Funny how the wikipedia entry of Jay Gould skips over the Civil War, which is when he made his sudden fortune. Gould made genius moves on the stock market and went from a small-time, self-made speculator, to the ninth richest man in U.S. history. He jousted for control of the railroads and telegraph lines of America.
You may wonder how Gould made this meteoric rise to the top of the financial world, but his method was never hidden.
According to The Life of Jay Gould, How He Made His Millions by Murat Halstead and J. Frank Beale Jr.,(Edgewood Publishing Co., 1892):
“Mr. Gould profited largely by his speculation in railway stocks and gold during the war of the rebellion. The keen-sighted intelligent men in “the Street” at that time nearly all made money, and Mr. Gould was at least a millionaire when the Confederacy fell. During the war of the rebellion, Gould’s firm did a large business in railway securities, and also made a great deal of money speculating in gold, and he was able to turn almost every success or defeat of the Union army to profitable account.” The book adds that everyone knew he had inside sources of knowledge, although these sources have never been revealed.
https://archive.org/details/cu31924029853953
The War Department controlled information regarding the war. Reports from the front came direct to the War Department in cipher, and then the information was massaged before being disseminated to the daily newspapers. Secretary of War Edwin M. Stanton was in a position to reap vast sums off the war, provided he had a partner on Wall Street who could put his advance knowledge to good use, and it’s no doubt he found that man in Jay Gould, because Gould became one of the richest speculators on Wall Street within a few years. It’s no wonder this cabal wanted the war to last a few years and not end too quickly. Stanton told Lincoln the war needed to drag on in order for the South to psychologically accept the end of slavery. End it too fast, he said, and the South would insist on keeping their slaves. But it’s far more likely Stanton was involved in war profiteering. The history books portray Stanton as a folk-saint almost on the level of Lincoln, but a careful reading of the diaries of his fellow Cabinet members prove he was really one of the most duplicitous liars in Washington.
But there was another spoke on this wheel of corruption and that is Thomas T. Eckert, Stanton’s assistant and the chief of the telegraph lines at the War Department.
The night of the assassination Lincoln stopped by that office and asked Stanton to accompany him to Ford’s Theater. Stanton rudely declined the invitation, citing he had too much work to do and would be busy into the night. Then Lincoln requested Major Eckert to accompany him, citing Eckert’s imposing physique, but Eckert also strangely declined citing he was working late as well.
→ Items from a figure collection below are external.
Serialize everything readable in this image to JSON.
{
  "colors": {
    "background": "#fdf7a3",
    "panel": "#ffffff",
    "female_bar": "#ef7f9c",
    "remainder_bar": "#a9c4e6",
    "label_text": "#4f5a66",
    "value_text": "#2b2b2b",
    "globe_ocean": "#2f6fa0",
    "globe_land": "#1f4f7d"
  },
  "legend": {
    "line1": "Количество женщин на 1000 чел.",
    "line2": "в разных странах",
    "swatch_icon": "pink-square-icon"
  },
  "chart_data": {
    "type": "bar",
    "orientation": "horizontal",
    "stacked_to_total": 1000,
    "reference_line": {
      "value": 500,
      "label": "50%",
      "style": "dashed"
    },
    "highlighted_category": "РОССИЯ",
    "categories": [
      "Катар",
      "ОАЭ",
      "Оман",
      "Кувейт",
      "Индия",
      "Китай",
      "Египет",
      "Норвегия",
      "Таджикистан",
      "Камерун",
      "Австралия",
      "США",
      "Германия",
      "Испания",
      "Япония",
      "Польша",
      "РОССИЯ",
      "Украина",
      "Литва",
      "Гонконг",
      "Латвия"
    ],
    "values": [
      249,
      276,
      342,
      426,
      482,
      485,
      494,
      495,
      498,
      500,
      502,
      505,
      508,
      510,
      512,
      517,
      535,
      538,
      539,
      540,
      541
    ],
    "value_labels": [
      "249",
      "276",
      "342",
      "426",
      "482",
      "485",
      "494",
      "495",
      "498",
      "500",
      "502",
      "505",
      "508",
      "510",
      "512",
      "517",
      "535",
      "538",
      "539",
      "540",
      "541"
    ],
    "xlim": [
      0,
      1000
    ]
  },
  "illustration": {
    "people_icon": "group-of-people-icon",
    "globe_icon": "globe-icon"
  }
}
Yet both men went home at their usual hour and did not work late that night as they claimed they had to. They both were preparing for bed when they heard news of an attack on Secretary of State Seward.
Stanton became the MacBeth of this drama, however, and was dead within a few years, by which time he was disgraced and out-of-power in Washington. He may have had plenty of money when he died, but he was haunted by the ghost of Mary Surratt.
General Eckert departed public service after the war to work for Gould and quickly become head of Western Union. Everyone always remarked on how close the two were. Gould became so rich, he went up against the British banks and tried to capture a monopoly on gold, an attempt that failed, and he was later swindled out of millions by a man posing as a British Lord in what may have been a British Secret Service operation seeking vengeance. One of Gould’s techniques for hostile corporate takeovers was to flood the market with counterfeit stock, and then buy up the company’s real stock for quarters on the dollar once it crashed. He once claimed he could hire half the country to fight against the other half, so he knew the value of war.
It’s well-known that commercial telegraph lines in Washington suspiciously went dead for two hours immediately after Lincoln’s assassination. Most people assumed at the time the lines had been cut by Confederate spooks, something that would take days to detect and repair, but suddenly the lines came back online without any repairs at all, which should have been a clue the break was an inside job. There was no investigation. Some think that break was designed to allow Booth to escape so he wouldn’t tell what he knew.
I’m more inclined to believe the break was so Gould had the necessary time to make some massive short-sales on Wall Street before the news of Lincoln’s assassination could hit the papers in New York.
Mark Twain considered Gould: “The mightiest disaster that has ever befallen the country.”